Bien qu’Hawai’i soit encore fortement dépendant des combustibles fossiles, l’abondance des sources d’énergie renouvelables dont disposent les îles donne à l’État un grand potentiel d’énergie renouvelable. Les énergies renouvelables fournissent actuellement 19% de la production d’électricité d’Hawai’i. Les principales sources d’énergie renouvelable sont le solaire, l’éolien, la biomasse et la géothermie.
- Solaire : L’énergie solaire totale d’Hawai i fournit plus de la moitié de la production renouvelable totale de l’État, principalement en raison de la croissance de la production solaire photovoltaïque (PV) à petite échelle, installée par les clients, qui a presque doublé depuis 2014. Dans le cadre de l’engagement d’Hawai’i à atteindre son objectif de 100 % d’énergie renouvelable, les codes de construction de l’État exigent que toutes les nouvelles maisons unifamiliales soient équipées de chauffe-eau solaires.
- Éolien : L’énergie éolienne génère près de 26 % de l’électricité d’origine renouvelable de l’État, avec 120 éoliennes dispersées sur la chaîne d’îles. Plusieurs projets d’éoliennes offshore ont été proposés pour les eaux fédérales autour d’Oahu, et le Bureau américain de gestion de l’énergie océanique a demandé des nominations supplémentaires de sociétés intéressées par des baux commerciaux d’énergie éolienne offshore.
- Biomasse : La biomasse représente environ 13% de la production renouvelable totale de l’État. La biomasse, constituée principalement de déchets agricoles tels que la bagasse de la canne à sucre, est utilisée depuis longtemps dans les zones rurales d’Hawaï pour produire de la chaleur et de l’électricité. Avec la fermeture de nombreuses plantations de sucre, cette source a diminué, mais la biomasse joue toujours un rôle important dans la production d’énergie renouvelable à Hawaï. La centrale de 120 MW du parc industriel de Campbell, qui est entrée en service à O’ahu en 2010, serait le plus grand générateur d’électricité commercial au monde alimenté exclusivement par du biodiesel.
- Géothermie : Hawai’i est l’un des sept États ayant une production d’électricité à l’échelle du service public à partir de ressources géothermiques, qui fournit environ 5 % des approvisionnements en électricité renouvelable de l’État.

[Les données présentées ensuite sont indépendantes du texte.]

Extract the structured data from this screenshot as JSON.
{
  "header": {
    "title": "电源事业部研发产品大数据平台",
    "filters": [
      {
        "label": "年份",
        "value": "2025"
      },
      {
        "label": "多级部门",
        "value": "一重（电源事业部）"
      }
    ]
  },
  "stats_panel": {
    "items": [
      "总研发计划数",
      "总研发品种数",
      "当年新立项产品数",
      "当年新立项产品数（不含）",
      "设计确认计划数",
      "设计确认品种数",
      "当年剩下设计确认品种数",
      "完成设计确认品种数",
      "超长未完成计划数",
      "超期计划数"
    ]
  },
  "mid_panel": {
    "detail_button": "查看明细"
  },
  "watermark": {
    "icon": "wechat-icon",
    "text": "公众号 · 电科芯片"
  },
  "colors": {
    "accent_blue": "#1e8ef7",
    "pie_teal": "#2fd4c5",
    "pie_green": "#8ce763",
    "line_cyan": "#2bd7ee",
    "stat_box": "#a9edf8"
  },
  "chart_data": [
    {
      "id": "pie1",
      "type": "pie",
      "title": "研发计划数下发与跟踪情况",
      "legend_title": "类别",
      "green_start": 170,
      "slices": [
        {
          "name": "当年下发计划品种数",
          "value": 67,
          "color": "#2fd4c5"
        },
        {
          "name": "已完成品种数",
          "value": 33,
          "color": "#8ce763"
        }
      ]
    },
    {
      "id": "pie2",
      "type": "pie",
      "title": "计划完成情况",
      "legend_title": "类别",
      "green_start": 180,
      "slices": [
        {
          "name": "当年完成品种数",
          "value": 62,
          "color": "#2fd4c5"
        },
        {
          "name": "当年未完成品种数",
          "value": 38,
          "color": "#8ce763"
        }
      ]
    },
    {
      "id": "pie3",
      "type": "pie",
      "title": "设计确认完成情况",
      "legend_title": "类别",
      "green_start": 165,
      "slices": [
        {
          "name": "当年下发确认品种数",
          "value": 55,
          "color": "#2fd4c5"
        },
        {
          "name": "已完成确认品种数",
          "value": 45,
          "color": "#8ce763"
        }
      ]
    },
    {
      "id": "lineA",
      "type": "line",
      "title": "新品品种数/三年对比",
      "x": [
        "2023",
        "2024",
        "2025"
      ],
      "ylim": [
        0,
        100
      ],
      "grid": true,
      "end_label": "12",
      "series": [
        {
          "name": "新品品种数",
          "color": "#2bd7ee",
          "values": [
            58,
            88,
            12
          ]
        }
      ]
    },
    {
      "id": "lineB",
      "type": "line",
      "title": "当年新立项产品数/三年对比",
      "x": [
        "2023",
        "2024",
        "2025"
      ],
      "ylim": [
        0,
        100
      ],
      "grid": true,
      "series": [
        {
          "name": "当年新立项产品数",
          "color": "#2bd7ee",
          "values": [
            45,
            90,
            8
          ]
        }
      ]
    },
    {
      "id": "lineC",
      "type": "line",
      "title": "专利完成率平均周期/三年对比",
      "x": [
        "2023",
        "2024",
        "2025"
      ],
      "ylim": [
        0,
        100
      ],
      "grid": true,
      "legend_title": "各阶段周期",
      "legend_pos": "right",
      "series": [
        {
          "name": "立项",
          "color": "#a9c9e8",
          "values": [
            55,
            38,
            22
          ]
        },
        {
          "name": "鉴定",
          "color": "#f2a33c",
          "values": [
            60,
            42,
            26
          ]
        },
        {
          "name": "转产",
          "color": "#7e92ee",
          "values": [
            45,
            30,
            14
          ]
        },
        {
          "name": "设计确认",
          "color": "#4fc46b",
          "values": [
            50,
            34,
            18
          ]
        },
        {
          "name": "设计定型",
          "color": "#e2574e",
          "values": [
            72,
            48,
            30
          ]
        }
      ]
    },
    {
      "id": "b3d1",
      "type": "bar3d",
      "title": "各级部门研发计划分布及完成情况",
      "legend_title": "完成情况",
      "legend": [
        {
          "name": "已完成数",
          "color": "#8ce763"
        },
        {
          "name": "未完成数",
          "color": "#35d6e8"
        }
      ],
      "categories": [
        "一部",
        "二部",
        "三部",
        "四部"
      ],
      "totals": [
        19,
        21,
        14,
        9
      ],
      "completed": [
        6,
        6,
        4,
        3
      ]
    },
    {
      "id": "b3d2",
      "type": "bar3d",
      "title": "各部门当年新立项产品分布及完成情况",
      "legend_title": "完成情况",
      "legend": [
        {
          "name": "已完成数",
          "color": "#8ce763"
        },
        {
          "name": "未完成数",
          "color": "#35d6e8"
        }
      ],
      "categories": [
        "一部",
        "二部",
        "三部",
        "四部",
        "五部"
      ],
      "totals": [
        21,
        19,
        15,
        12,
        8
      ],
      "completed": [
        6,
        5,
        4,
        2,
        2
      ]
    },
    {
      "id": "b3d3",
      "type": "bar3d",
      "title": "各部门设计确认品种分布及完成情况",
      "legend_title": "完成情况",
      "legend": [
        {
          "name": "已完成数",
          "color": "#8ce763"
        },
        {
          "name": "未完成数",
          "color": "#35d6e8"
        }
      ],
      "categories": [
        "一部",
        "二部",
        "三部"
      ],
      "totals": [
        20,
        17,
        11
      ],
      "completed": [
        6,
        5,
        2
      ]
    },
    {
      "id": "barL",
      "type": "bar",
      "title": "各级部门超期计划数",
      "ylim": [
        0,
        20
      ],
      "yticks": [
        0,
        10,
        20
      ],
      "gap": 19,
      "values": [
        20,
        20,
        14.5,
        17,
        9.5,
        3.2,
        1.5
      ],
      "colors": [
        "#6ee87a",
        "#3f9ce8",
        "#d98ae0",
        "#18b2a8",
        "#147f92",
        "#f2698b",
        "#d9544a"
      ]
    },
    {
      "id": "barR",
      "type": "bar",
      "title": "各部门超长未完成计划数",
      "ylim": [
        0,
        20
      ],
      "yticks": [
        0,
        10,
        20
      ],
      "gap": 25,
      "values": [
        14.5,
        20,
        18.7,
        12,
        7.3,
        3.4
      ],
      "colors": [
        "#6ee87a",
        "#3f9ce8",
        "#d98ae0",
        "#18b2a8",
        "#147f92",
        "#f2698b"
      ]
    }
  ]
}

Si la perte de PGV n’entraîne qu’une baisse de 5 % de la production d’énergie renouvelable d’Hawai’i (pour l’ensemble de la chaîne d’îles, pas seulement pour la Big Island), elle a également empêché la poursuite du développement de l’énergie géothermique. Avant de s’arrêter en 2018, PGV produisait 38 MW d’électricité. Des recherches effectuées par le Hawai’i State Energy Office en 2016 suggèrent qu’il pourrait y avoir plus de 1 000 MW de réserves géothermiques sur la Big Island, ce qui serait suffisant pour alimenter collectivement Maui, la Big Island et environ un quart d’O’ahu.
La réouverture de PGV a le potentiel d’aider Hawai’i à se diriger vers un avenir plus propre et moins dépendant des combustibles fossiles. L’énergie solaire et l’énergie éolienne sont les plus grandes sources d’énergie renouvelable pour l’État, mais la géothermie joue un rôle essentiel dans la mise en œuvre de l’initiative pour l’énergie propre d’Hawai’i. Il est essentiel qu’Hawai’i continue d’investir dans les sources d’énergie propres et de leur donner la priorité en allant de l’avant pour atteindre l’objectif de l’État d’une électricité 100 % renouvelable d’ici 2045.